Relationships between folate status, genetic polymorphisms in the methylenetetrahydrofolate reductase and thymidylate synthase genes and susceptibility to hepatocellular carcinoma

Abstract

The aims of the study were to investigate interactive relationships between serum folate levels, MTHFR and TS genetic polymorphisms and risks of HCC development. Genotypes of MTHFR C677T, a 28‐bp tandem repeat in the TS 5′‐untranslated enhanced region, and a 6‐bp deletion/insertion in the 3′‐untranslated region were determined on 190 HCC cases and 190 healthy control subjects. Serum samples were assayed for folate and homocysteine (Hcy) concentrations. The data revealed that serum folate of HCC patients was lower and Hcy concentrations were higher than those of controls (P < 0.05). The distributions of CT/TT genotypes significantly differ between HCC patients and controls (P = 0.018).
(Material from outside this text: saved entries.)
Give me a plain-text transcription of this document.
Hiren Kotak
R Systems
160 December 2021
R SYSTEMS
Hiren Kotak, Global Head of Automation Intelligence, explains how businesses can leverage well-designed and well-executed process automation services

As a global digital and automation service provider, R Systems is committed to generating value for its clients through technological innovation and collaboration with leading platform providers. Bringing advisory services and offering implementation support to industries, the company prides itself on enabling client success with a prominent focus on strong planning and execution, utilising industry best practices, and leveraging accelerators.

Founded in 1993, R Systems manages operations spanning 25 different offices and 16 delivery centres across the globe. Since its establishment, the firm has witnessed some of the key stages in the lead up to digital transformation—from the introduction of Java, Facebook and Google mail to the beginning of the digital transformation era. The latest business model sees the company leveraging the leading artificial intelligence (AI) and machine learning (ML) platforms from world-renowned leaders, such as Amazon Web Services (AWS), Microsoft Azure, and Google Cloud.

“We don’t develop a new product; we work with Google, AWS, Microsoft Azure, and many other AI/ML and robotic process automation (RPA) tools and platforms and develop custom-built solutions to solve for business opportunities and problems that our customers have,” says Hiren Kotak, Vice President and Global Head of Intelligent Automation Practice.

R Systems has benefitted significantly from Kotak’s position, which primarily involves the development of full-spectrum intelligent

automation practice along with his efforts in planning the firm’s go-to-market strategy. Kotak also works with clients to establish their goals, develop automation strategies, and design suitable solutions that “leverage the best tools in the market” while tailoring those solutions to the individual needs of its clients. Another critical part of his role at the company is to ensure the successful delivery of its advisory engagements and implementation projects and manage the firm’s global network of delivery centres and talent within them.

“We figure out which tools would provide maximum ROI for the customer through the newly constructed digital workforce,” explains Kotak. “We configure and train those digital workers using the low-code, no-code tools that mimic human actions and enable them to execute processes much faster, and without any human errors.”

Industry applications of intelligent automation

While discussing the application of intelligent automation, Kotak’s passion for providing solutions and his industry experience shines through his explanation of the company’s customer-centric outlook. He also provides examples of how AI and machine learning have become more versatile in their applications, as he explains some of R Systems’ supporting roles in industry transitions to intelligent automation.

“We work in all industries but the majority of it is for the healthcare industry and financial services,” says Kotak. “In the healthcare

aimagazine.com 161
Subjects with the CT/TT genotype had a decreased risk for HCC relative to those with CC genotype, particularly among individuals with adequate folate status (serum folate > 14 nmol/L). Relative to those with low folate status, individuals with adequate folate status had a significant 80–90% reduction in risk of HCC. The MTHFR CT/TT genotype in conjunction with TSER or TS 3′UTR polymorphisms was associated with a statistically nonsignificant 50–60% reduction in risk of HCC as compared with the CC genotype. Taken together, our data supports the hypothesis that adequate folate status in combination with at least one mutant allele in MTFHR C677T or/and TSER or TS 3′UTR genotype may protect against the development of HCC.